Schools Damaged in Cambodia delay Education for Thousands

04/12/2011 - Damaged Schools delay the education of thousands of students across Cambodia; disruption could impact drop-out rates and meeting MDGs.

Cambodia’s worst flooding in decades has resulted in damaged infrastructure across the country, including schools. Such damage means that rebuilding may take months, delaying the start of school for thousands of students.

According to aid workers and government officials, as of late October, 323 schools out of 1,400 damaged ones were closed. Although some of these schools have reopened, there are reports that 77 of them need to be rebuilt entirely, and efforts are still underway to pump water out of some of the affected schools.

Reports from the Ministry of Education are that some estimated 20,000 children remain out of school.

These numbers are concerning for many teachers, who are warning that such a long absence from school could have a larger impact on dropout rates for students. As well, not only has flooding impacted infrastructure, but it has also exacerbated the already chronic shortage of books and supplies in many schools.

 The president of the Cambodian Independent Teachers’ Association stated that some schools simply opened their doors in October with no teaching materials.

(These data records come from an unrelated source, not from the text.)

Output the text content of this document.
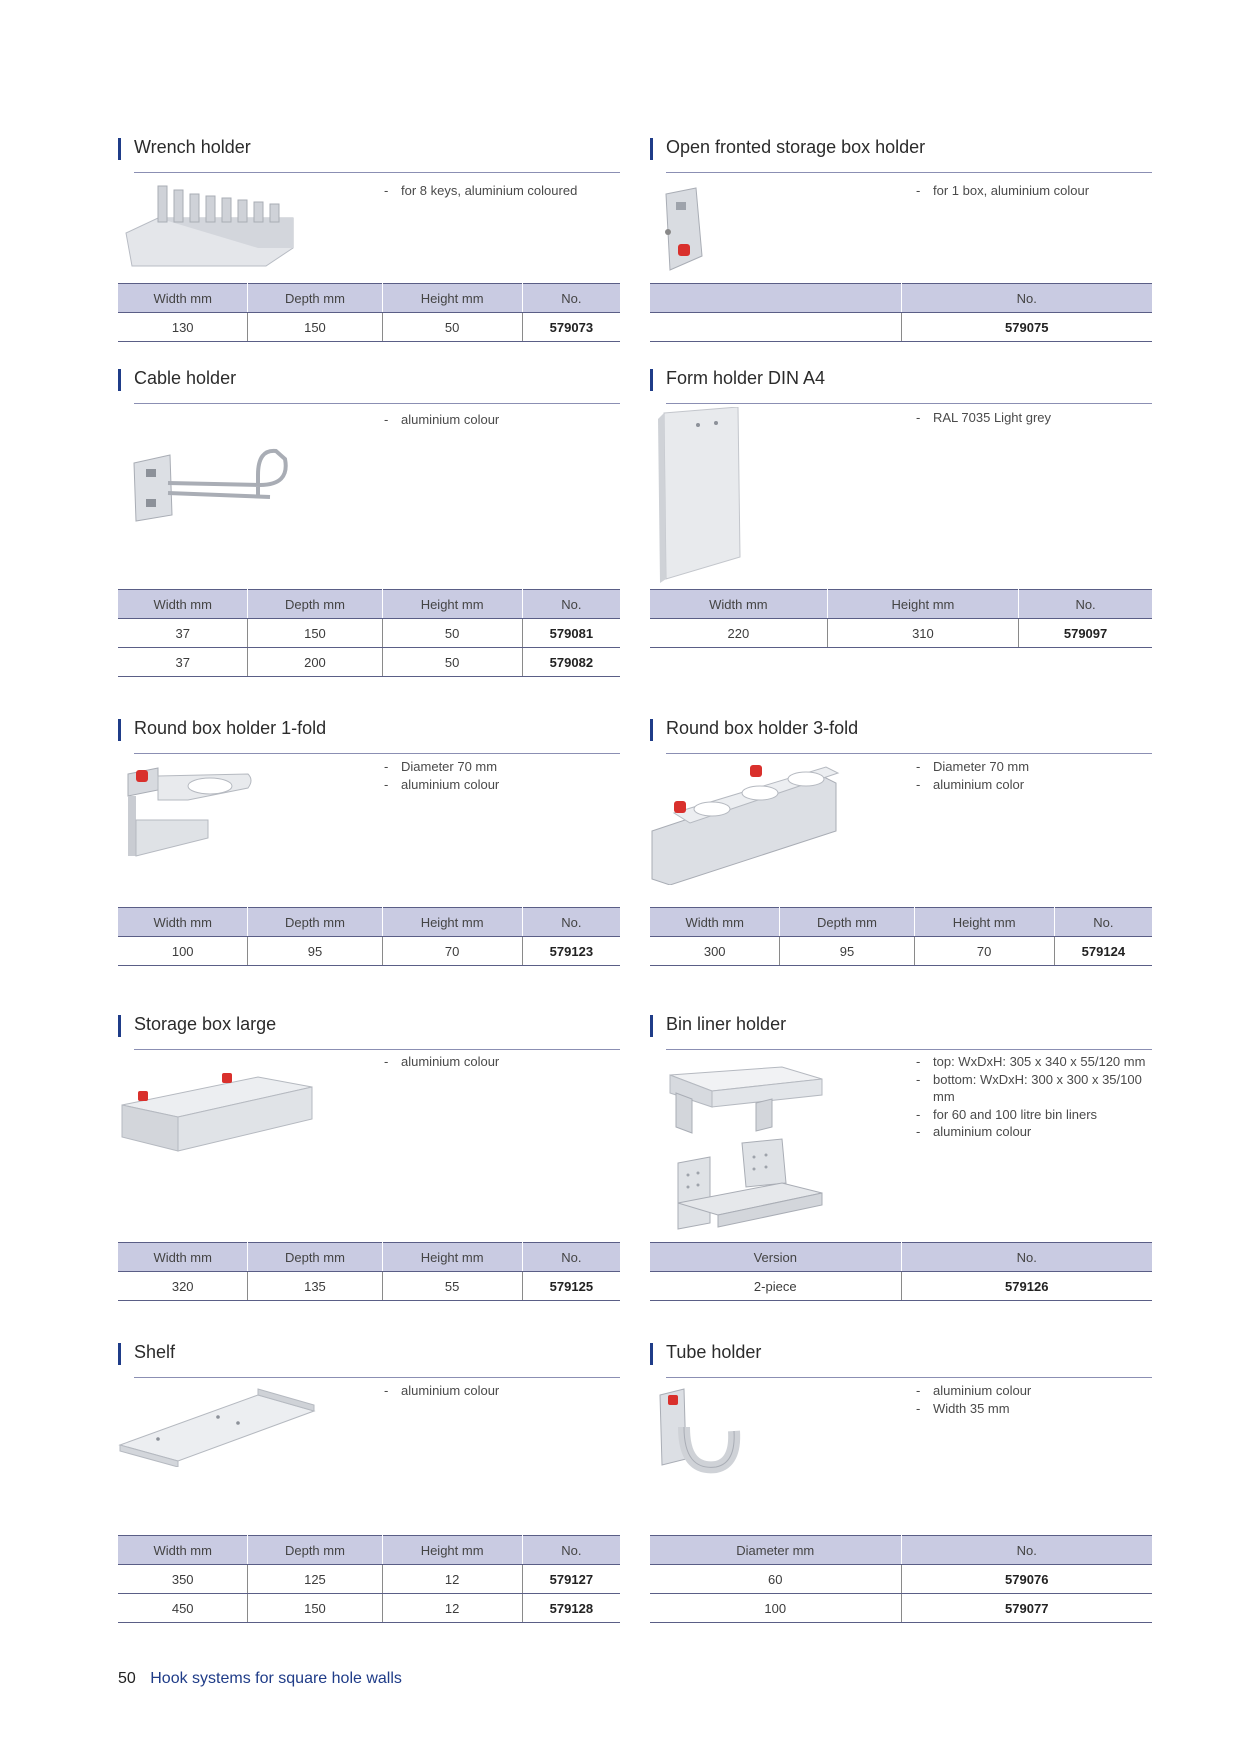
Wrench holder
- for 8 keys, aluminium coloured
Width mm	Depth mm	Height mm	No.
130	150	50	579073
Open fronted storage box holder
- for 1 box, aluminium colour
	No.
	579075
Cable holder
- aluminium colour
Width mm	Depth mm	Height mm	No.
37	150	50	579081
37	200	50	579082
Form holder DIN A4
- RAL 7035 Light grey
Width mm	Height mm	No.
220	310	579097
Round box holder 1-fold
- Diameter 70 mm
- aluminium colour
Width mm	Depth mm	Height mm	No.
100	95	70	579123
Round box holder 3-fold
- Diameter 70 mm
- aluminium color
Width mm	Depth mm	Height mm	No.
300	95	70	579124
Storage box large
- aluminium colour
Width mm	Depth mm	Height mm	No.
320	135	55	579125
Bin liner holder
- top: WxDxH: 305 x 340 x 55/120 mm
- bottom: WxDxH: 300 x 300 x 35/100 mm
- for 60 and 100 litre bin liners
- aluminium colour
Version	No.
2-piece	579126
Shelf
- aluminium colour
Width mm	Depth mm	Height mm	No.
350	125	12	579127
450	150	12	579128
Tube holder
- aluminium colour
- Width 35 mm
Diameter mm	No.
60	579076
100	579077
50 Hook systems for square hole walls
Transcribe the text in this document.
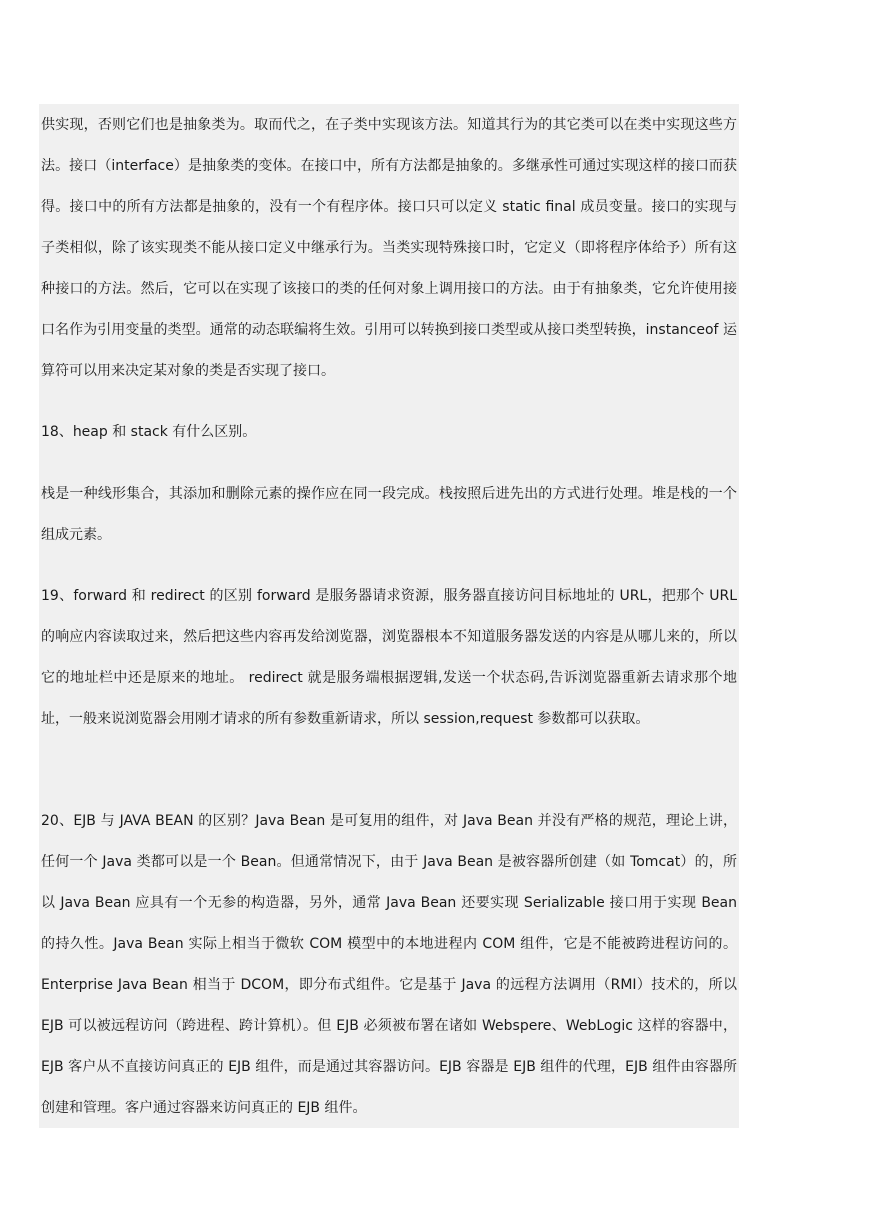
供实现，否则它们也是抽象类为。取而代之，在子类中实现该方法。知道其行为的其它类可以在类中实现这些方法。接口（interface）是抽象类的变体。在接口中，所有方法都是抽象的。多继承性可通过实现这样的接口而获得。接口中的所有方法都是抽象的，没有一个有程序体。接口只可以定义 static final 成员变量。接口的实现与子类相似，除了该实现类不能从接口定义中继承行为。当类实现特殊接口时，它定义（即将程序体给予）所有这种接口的方法。然后，它可以在实现了该接口的类的任何对象上调用接口的方法。由于有抽象类，它允许使用接口名作为引用变量的类型。通常的动态联编将生效。引用可以转换到接口类型或从接口类型转换，instanceof 运算符可以用来决定某对象的类是否实现了接口。

18、heap 和 stack 有什么区别。

栈是一种线形集合，其添加和删除元素的操作应在同一段完成。栈按照后进先出的方式进行处理。堆是栈的一个组成元素。

19、forward 和 redirect 的区别 forward 是服务器请求资源，服务器直接访问目标地址的 URL，把那个 URL 的响应内容读取过来，然后把这些内容再发给浏览器，浏览器根本不知道服务器发送的内容是从哪儿来的，所以它的地址栏中还是原来的地址。 redirect 就是服务端根据逻辑,发送一个状态码,告诉浏览器重新去请求那个地址，一般来说浏览器会用刚才请求的所有参数重新请求，所以 session,request 参数都可以获取。

20、EJB 与 JAVA BEAN 的区别？Java Bean 是可复用的组件，对 Java Bean 并没有严格的规范，理论上讲，任何一个 Java 类都可以是一个 Bean。但通常情况下，由于 Java Bean 是被容器所创建（如 Tomcat）的，所以 Java Bean 应具有一个无参的构造器，另外，通常 Java Bean 还要实现 Serializable 接口用于实现 Bean 的持久性。Java Bean 实际上相当于微软 COM 模型中的本地进程内 COM 组件，它是不能被跨进程访问的。Enterprise Java Bean 相当于 DCOM，即分布式组件。它是基于 Java 的远程方法调用（RMI）技术的，所以 EJB 可以被远程访问（跨进程、跨计算机）。但 EJB 必须被布署在诸如 Webspere、WebLogic 这样的容器中，EJB 客户从不直接访问真正的 EJB 组件，而是通过其容器访问。EJB 容器是 EJB 组件的代理，EJB 组件由容器所创建和管理。客户通过容器来访问真正的 EJB 组件。
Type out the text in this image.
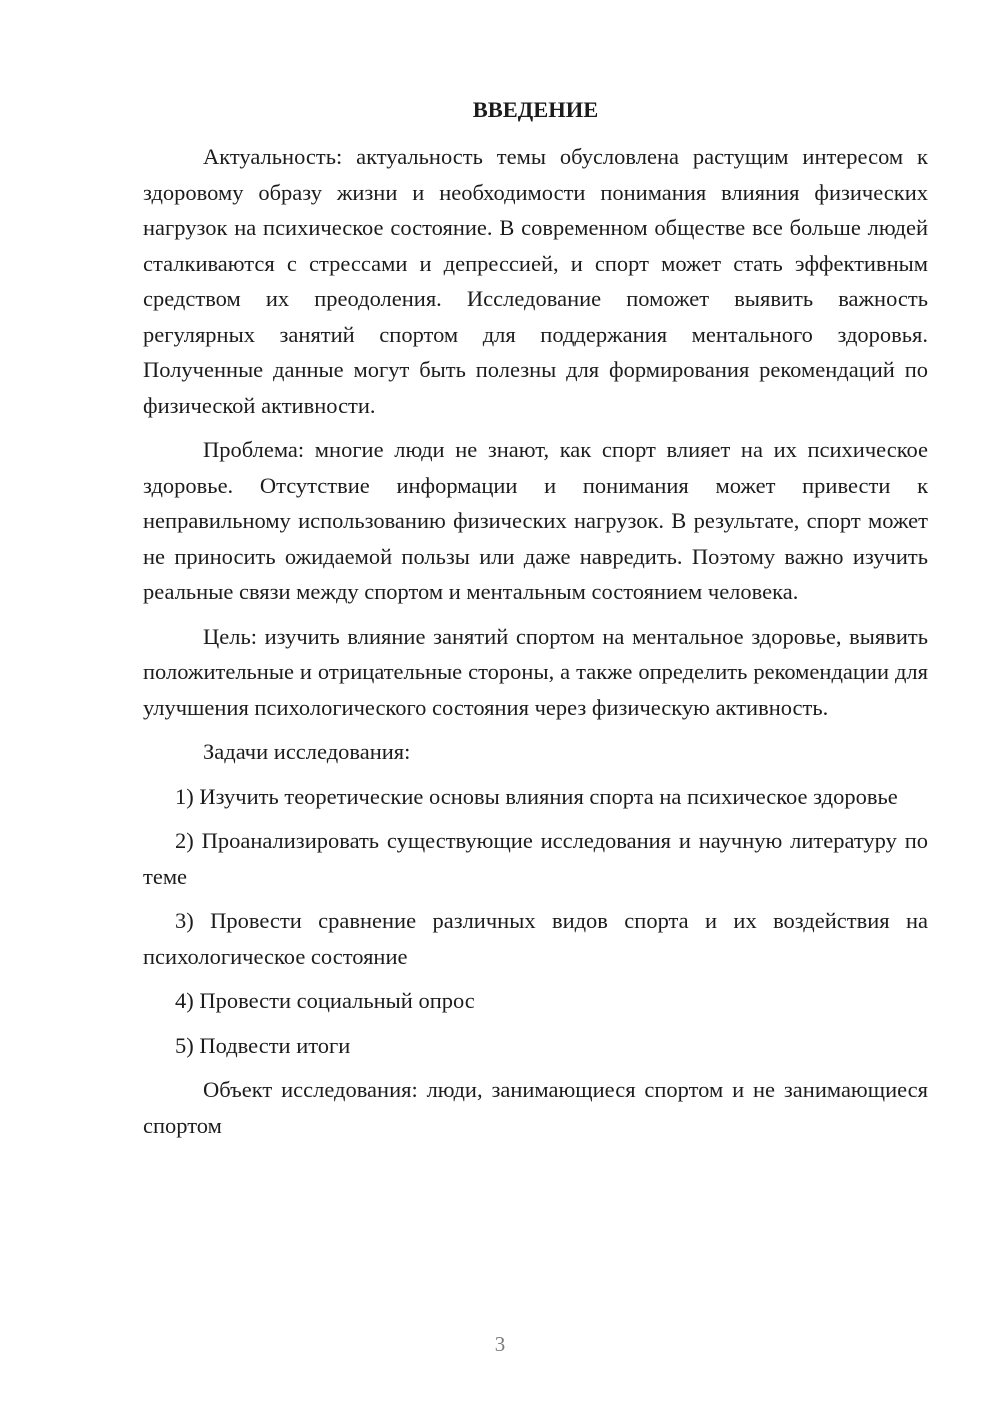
ВВЕДЕНИЕ

Актуальность: актуальность темы обусловлена растущим интересом к здоровому образу жизни и необходимости понимания влияния физических нагрузок на психическое состояние. В современном обществе все больше людей сталкиваются с стрессами и депрессией, и спорт может стать эффективным средством их преодоления. Исследование поможет выявить важность регулярных занятий спортом для поддержания ментального здоровья. Полученные данные могут быть полезны для формирования рекомендаций по физической активности.

Проблема: многие люди не знают, как спорт влияет на их психическое здоровье. Отсутствие информации и понимания может привести к неправильному использованию физических нагрузок. В результате, спорт может не приносить ожидаемой пользы или даже навредить. Поэтому важно изучить реальные связи между спортом и ментальным состоянием человека.

Цель: изучить влияние занятий спортом на ментальное здоровье, выявить положительные и отрицательные стороны, а также определить рекомендации для улучшения психологического состояния через физическую активность.

Задачи исследования:

1) Изучить теоретические основы влияния спорта на психическое здоровье

2) Проанализировать существующие исследования и научную литературу по теме

3) Провести сравнение различных видов спорта и их воздействия на психологическое состояние

4) Провести социальный опрос

5) Подвести итоги

Объект исследования: люди, занимающиеся спортом и не занимающиеся спортом

3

Education in Cambodia was already precarious even before the floods. According to IRIN, the country's progress on the Millennium Development Goal (MDG) for primary school education is mixed: 94 percent of primary school-age children were enrolled for the 2009-2010 school year; 83 percent of students enrolled in primary school completed the 2008-2009 year.

However, according to a UN report, Net Primary Enrolment Rates are within reach of the MDG target of universal enrolment by 2015. However, lower secondary education goals cannot be achieved by 2015 at the current pace.

The UN report does not reflect what the fallout of the flooding will be on enrolment rates.

The UN Children’s Fund (UNICEPF) is therefore calling on the government to ensure that the existing guidelines to make up lost school hours are enforced, which could hopefully work to mitigate the risk that the floods may derail progress on primary education.

Progress for the welfare of children has been positive for the most part in Cambodia, although it still has among the highest rates of child mortality in the region of Southeast Asia, and maternal health remains off track for meeting the MDGs in 2015.